# Forfaits internet 3G+ Coriolis



## lakh (3 Juillet 2011)

Bonjour,

Etant toujours dans la recherche d'un forfait 3G sans engagement pour mon iPad, je cherche souvent du côté des MVNO (opérateurs virtuels, qui achètent des minutes de communication et autres services aux opérateurs majors pour les revendre).

Après avoir souvent vu des limites dans les forfaits internet des autres MVNO (Zéro Forfait fait payer les connexions 3G au delà de 200 mo), je trouve que les offres de Coriolis sont très intéressantes, du moins pour les forfaits sans engagement.

Voici le lien des forfaits offrant un accès internet, je suis surtout intéressé par le forfait à 500mo pour 15 euros.

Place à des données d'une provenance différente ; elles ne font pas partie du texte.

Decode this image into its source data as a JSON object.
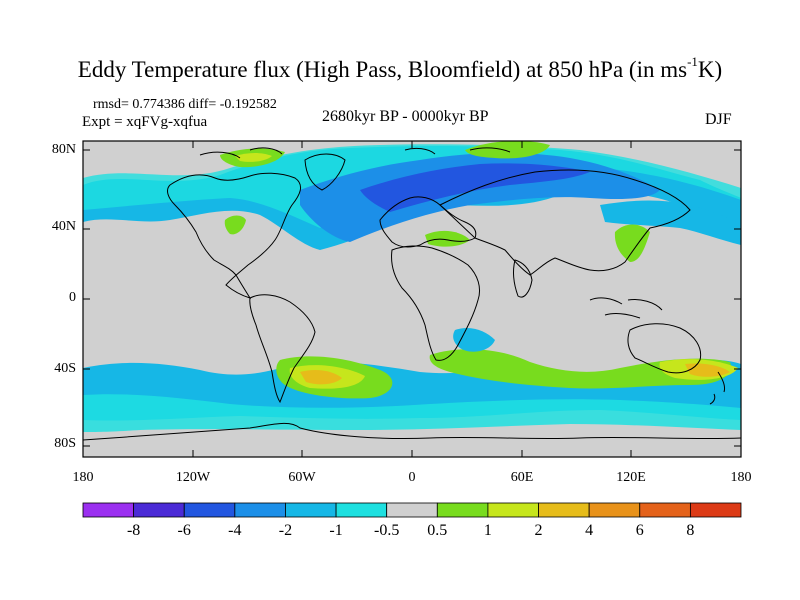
{
  "title": {
    "main": "Eddy Temperature flux (High Pass, Bloomfield) at 850 hPa (in ms",
    "sup": "-1",
    "end": "K)"
  },
  "stats_line": "rmsd= 0.774386 diff= -0.192582",
  "expt_line": "Expt = xqFVg-xqfua",
  "period": "2680kyr BP - 0000kyr BP",
  "season": "DJF",
  "lat_labels": [
    "80N",
    "40N",
    "0",
    "40S",
    "80S"
  ],
  "lon_labels": [
    "180",
    "120W",
    "60W",
    "0",
    "60E",
    "120E",
    "180"
  ],
  "colorbar": {
    "labels": [
      "-8",
      "-6",
      "-4",
      "-2",
      "-1",
      "-0.5",
      "0.5",
      "1",
      "2",
      "4",
      "6",
      "8"
    ],
    "colors": [
      "#9b30f0",
      "#4b2bd6",
      "#2256e0",
      "#1c8fe8",
      "#16b7e6",
      "#1ee0e0",
      "#d0d0d0",
      "#78dc1e",
      "#c6e61c",
      "#e6bc1a",
      "#e8921a",
      "#e4621a",
      "#dc3a16"
    ]
  },
  "map": {
    "background_color": "#d0d0d0",
    "coastline_color": "#000000"
  }
}
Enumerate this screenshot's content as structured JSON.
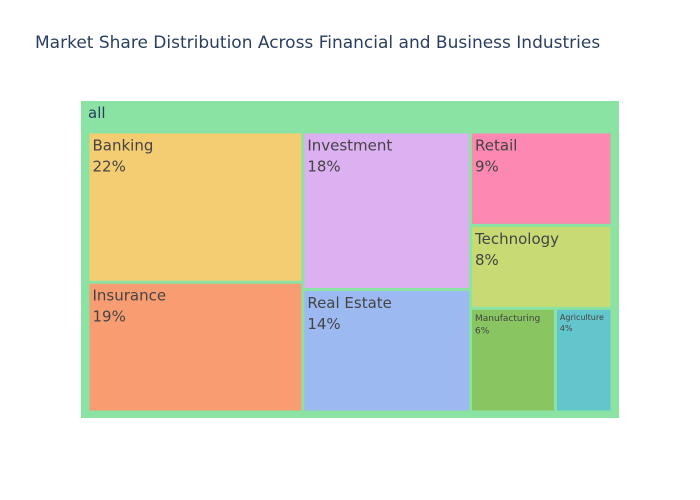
{
  "chart_data": {
    "type": "treemap",
    "title": "Market Share Distribution Across Financial and Business Industries",
    "root": {
      "label": "all",
      "color": "#8ae2a3"
    },
    "nodes": [
      {
        "label": "Banking",
        "value": 22,
        "value_label": "22%",
        "color": "#f4cd72"
      },
      {
        "label": "Insurance",
        "value": 19,
        "value_label": "19%",
        "color": "#f89d72"
      },
      {
        "label": "Investment",
        "value": 18,
        "value_label": "18%",
        "color": "#ddb0f2"
      },
      {
        "label": "Real Estate",
        "value": 14,
        "value_label": "14%",
        "color": "#9db9f2"
      },
      {
        "label": "Retail",
        "value": 9,
        "value_label": "9%",
        "color": "#fd88b1"
      },
      {
        "label": "Technology",
        "value": 8,
        "value_label": "8%",
        "color": "#c8da74"
      },
      {
        "label": "Manufacturing",
        "value": 6,
        "value_label": "6%",
        "color": "#89c561"
      },
      {
        "label": "Agriculture",
        "value": 4,
        "value_label": "4%",
        "color": "#63c6cc"
      }
    ]
  }
}
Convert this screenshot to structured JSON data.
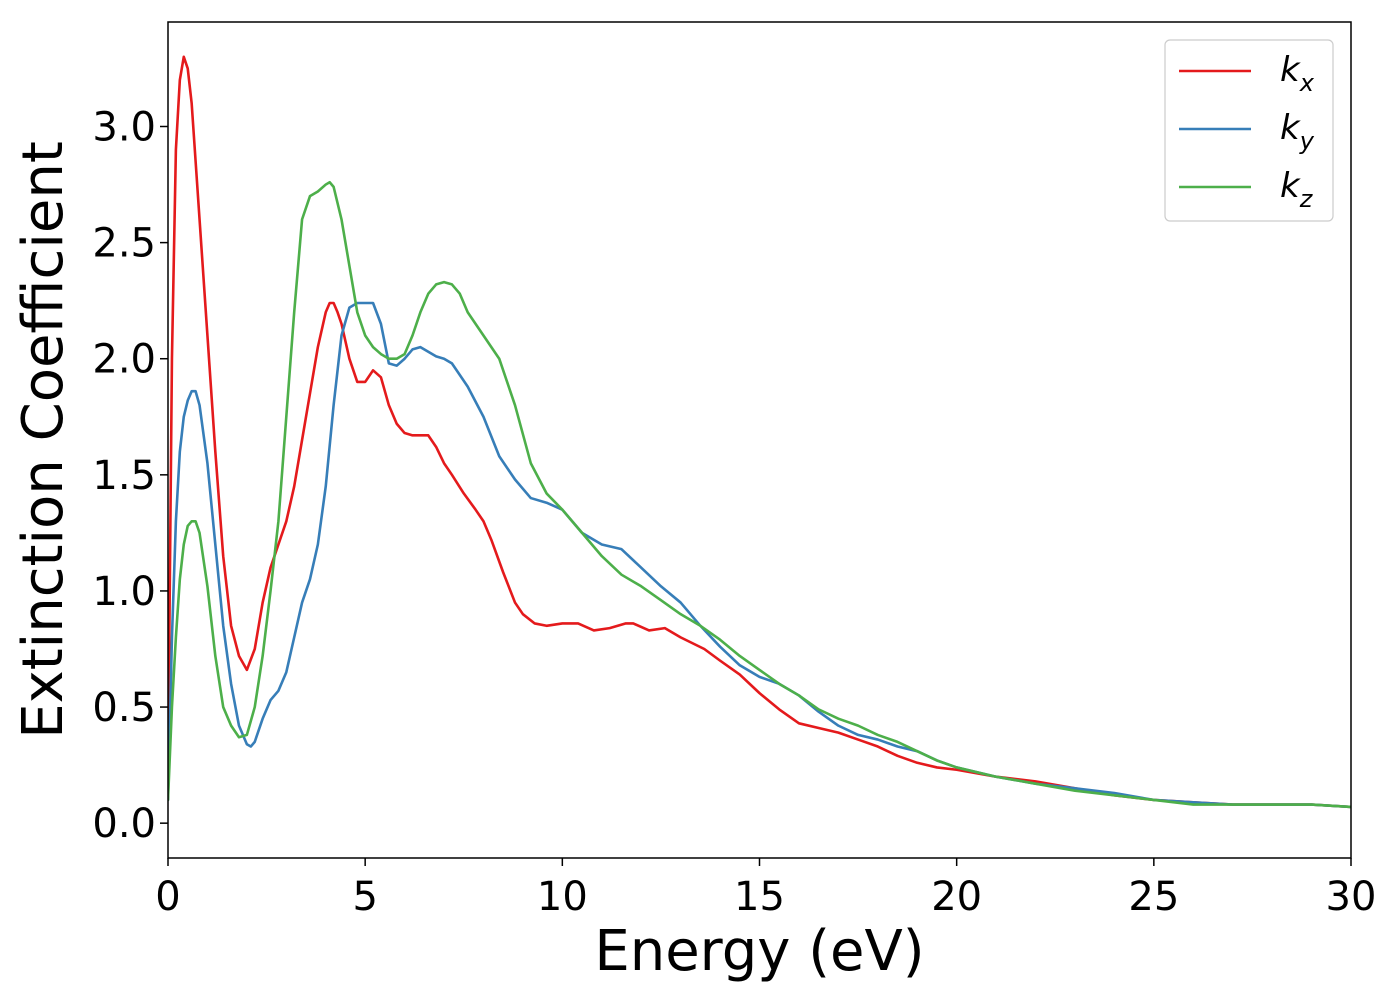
{
  "chart_data": {
    "type": "line",
    "title": "",
    "xlabel": "Energy (eV)",
    "ylabel": "Extinction Coefficient",
    "xlim": [
      0,
      30
    ],
    "ylim": [
      -0.15,
      3.45
    ],
    "xticks": [
      "0",
      "5",
      "10",
      "15",
      "20",
      "25",
      "30"
    ],
    "yticks": [
      "0.0",
      "0.5",
      "1.0",
      "1.5",
      "2.0",
      "2.5",
      "3.0"
    ],
    "grid": false,
    "legend": {
      "position": "top-right"
    },
    "series": [
      {
        "name": "k",
        "subscript": "x",
        "color": "#e41a1c",
        "x": [
          0,
          0.1,
          0.2,
          0.3,
          0.4,
          0.5,
          0.6,
          0.8,
          1.0,
          1.2,
          1.4,
          1.6,
          1.8,
          2.0,
          2.2,
          2.4,
          2.6,
          2.8,
          3.0,
          3.2,
          3.4,
          3.6,
          3.8,
          4.0,
          4.1,
          4.2,
          4.3,
          4.4,
          4.6,
          4.8,
          5.0,
          5.2,
          5.4,
          5.6,
          5.8,
          6.0,
          6.2,
          6.4,
          6.6,
          6.8,
          7.0,
          7.2,
          7.5,
          7.8,
          8.0,
          8.2,
          8.5,
          8.8,
          9.0,
          9.3,
          9.6,
          10.0,
          10.4,
          10.8,
          11.2,
          11.6,
          11.8,
          12.2,
          12.6,
          13.0,
          13.6,
          14.0,
          14.5,
          15.0,
          15.5,
          16.0,
          16.5,
          17.0,
          17.5,
          18.0,
          18.5,
          19.0,
          19.5,
          20.0,
          21.0,
          22.0,
          23.0,
          24.0,
          25.0,
          26.0,
          27.0,
          28.0,
          29.0,
          30.0
        ],
        "values": [
          0.2,
          2.0,
          2.9,
          3.2,
          3.3,
          3.25,
          3.1,
          2.6,
          2.1,
          1.6,
          1.15,
          0.85,
          0.72,
          0.66,
          0.75,
          0.95,
          1.1,
          1.2,
          1.3,
          1.45,
          1.65,
          1.85,
          2.05,
          2.2,
          2.24,
          2.24,
          2.2,
          2.15,
          2.0,
          1.9,
          1.9,
          1.95,
          1.92,
          1.8,
          1.72,
          1.68,
          1.67,
          1.67,
          1.67,
          1.62,
          1.55,
          1.5,
          1.42,
          1.35,
          1.3,
          1.22,
          1.08,
          0.95,
          0.9,
          0.86,
          0.85,
          0.86,
          0.86,
          0.83,
          0.84,
          0.86,
          0.86,
          0.83,
          0.84,
          0.8,
          0.75,
          0.7,
          0.64,
          0.56,
          0.49,
          0.43,
          0.41,
          0.39,
          0.36,
          0.33,
          0.29,
          0.26,
          0.24,
          0.23,
          0.2,
          0.18,
          0.15,
          0.12,
          0.1,
          0.09,
          0.08,
          0.08,
          0.08,
          0.07
        ]
      },
      {
        "name": "k",
        "subscript": "y",
        "color": "#377eb8",
        "x": [
          0,
          0.1,
          0.2,
          0.3,
          0.4,
          0.5,
          0.6,
          0.7,
          0.8,
          1.0,
          1.2,
          1.4,
          1.6,
          1.8,
          2.0,
          2.1,
          2.2,
          2.4,
          2.6,
          2.8,
          3.0,
          3.2,
          3.4,
          3.6,
          3.8,
          4.0,
          4.2,
          4.4,
          4.6,
          4.8,
          5.0,
          5.2,
          5.4,
          5.6,
          5.8,
          6.0,
          6.2,
          6.4,
          6.6,
          6.8,
          7.0,
          7.2,
          7.6,
          8.0,
          8.4,
          8.8,
          9.2,
          9.6,
          10.0,
          10.5,
          11.0,
          11.5,
          12.0,
          12.5,
          13.0,
          13.5,
          14.0,
          14.5,
          15.0,
          15.5,
          16.0,
          16.5,
          17.0,
          17.5,
          18.0,
          18.5,
          19.0,
          19.5,
          20.0,
          21.0,
          22.0,
          23.0,
          24.0,
          25.0,
          26.0,
          27.0,
          28.0,
          29.0,
          30.0
        ],
        "values": [
          0.1,
          0.8,
          1.3,
          1.6,
          1.75,
          1.82,
          1.86,
          1.86,
          1.8,
          1.55,
          1.2,
          0.85,
          0.6,
          0.42,
          0.34,
          0.33,
          0.35,
          0.45,
          0.53,
          0.57,
          0.65,
          0.8,
          0.95,
          1.05,
          1.2,
          1.45,
          1.8,
          2.1,
          2.22,
          2.24,
          2.24,
          2.24,
          2.15,
          1.98,
          1.97,
          2.0,
          2.04,
          2.05,
          2.03,
          2.01,
          2.0,
          1.98,
          1.88,
          1.75,
          1.58,
          1.48,
          1.4,
          1.38,
          1.35,
          1.25,
          1.2,
          1.18,
          1.1,
          1.02,
          0.95,
          0.85,
          0.76,
          0.68,
          0.63,
          0.6,
          0.55,
          0.48,
          0.42,
          0.38,
          0.36,
          0.33,
          0.31,
          0.27,
          0.24,
          0.2,
          0.17,
          0.15,
          0.13,
          0.1,
          0.09,
          0.08,
          0.08,
          0.08,
          0.07
        ]
      },
      {
        "name": "k",
        "subscript": "z",
        "color": "#4daf4a",
        "x": [
          0,
          0.1,
          0.2,
          0.3,
          0.4,
          0.5,
          0.6,
          0.7,
          0.8,
          1.0,
          1.2,
          1.4,
          1.6,
          1.8,
          2.0,
          2.2,
          2.4,
          2.6,
          2.8,
          3.0,
          3.2,
          3.4,
          3.6,
          3.8,
          4.0,
          4.1,
          4.2,
          4.4,
          4.6,
          4.8,
          5.0,
          5.2,
          5.4,
          5.6,
          5.8,
          6.0,
          6.2,
          6.4,
          6.6,
          6.8,
          7.0,
          7.2,
          7.4,
          7.6,
          8.0,
          8.4,
          8.8,
          9.2,
          9.6,
          10.0,
          10.5,
          11.0,
          11.5,
          12.0,
          12.5,
          13.0,
          13.5,
          14.0,
          14.5,
          15.0,
          15.5,
          16.0,
          16.5,
          17.0,
          17.5,
          18.0,
          18.5,
          19.0,
          19.5,
          20.0,
          21.0,
          22.0,
          23.0,
          24.0,
          25.0,
          26.0,
          27.0,
          28.0,
          29.0,
          30.0
        ],
        "values": [
          0.1,
          0.5,
          0.8,
          1.05,
          1.2,
          1.28,
          1.3,
          1.3,
          1.25,
          1.02,
          0.72,
          0.5,
          0.42,
          0.37,
          0.38,
          0.5,
          0.72,
          1.0,
          1.3,
          1.75,
          2.2,
          2.6,
          2.7,
          2.72,
          2.75,
          2.76,
          2.74,
          2.6,
          2.4,
          2.2,
          2.1,
          2.05,
          2.02,
          2.0,
          2.0,
          2.02,
          2.1,
          2.2,
          2.28,
          2.32,
          2.33,
          2.32,
          2.28,
          2.2,
          2.1,
          2.0,
          1.8,
          1.55,
          1.42,
          1.35,
          1.25,
          1.15,
          1.07,
          1.02,
          0.96,
          0.9,
          0.85,
          0.79,
          0.72,
          0.66,
          0.6,
          0.55,
          0.49,
          0.45,
          0.42,
          0.38,
          0.35,
          0.31,
          0.27,
          0.24,
          0.2,
          0.17,
          0.14,
          0.12,
          0.1,
          0.08,
          0.08,
          0.08,
          0.08,
          0.07
        ]
      }
    ]
  }
}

http://www.coriolis.com/index.php/particuliers/offres/forfaits-internet/acces-internet-3g

Que pensez vous de ces offres ? Et de leurs conditions ?

Merci.


----------



## drs (3 Juillet 2011)

A première vue, ce forfait a 15eur me parait pas mal. Pas de conditions foireuses, et un service client dispo sur un numéro non surtaxé.
Attention, la clé 3G n'est pas fournie.


----------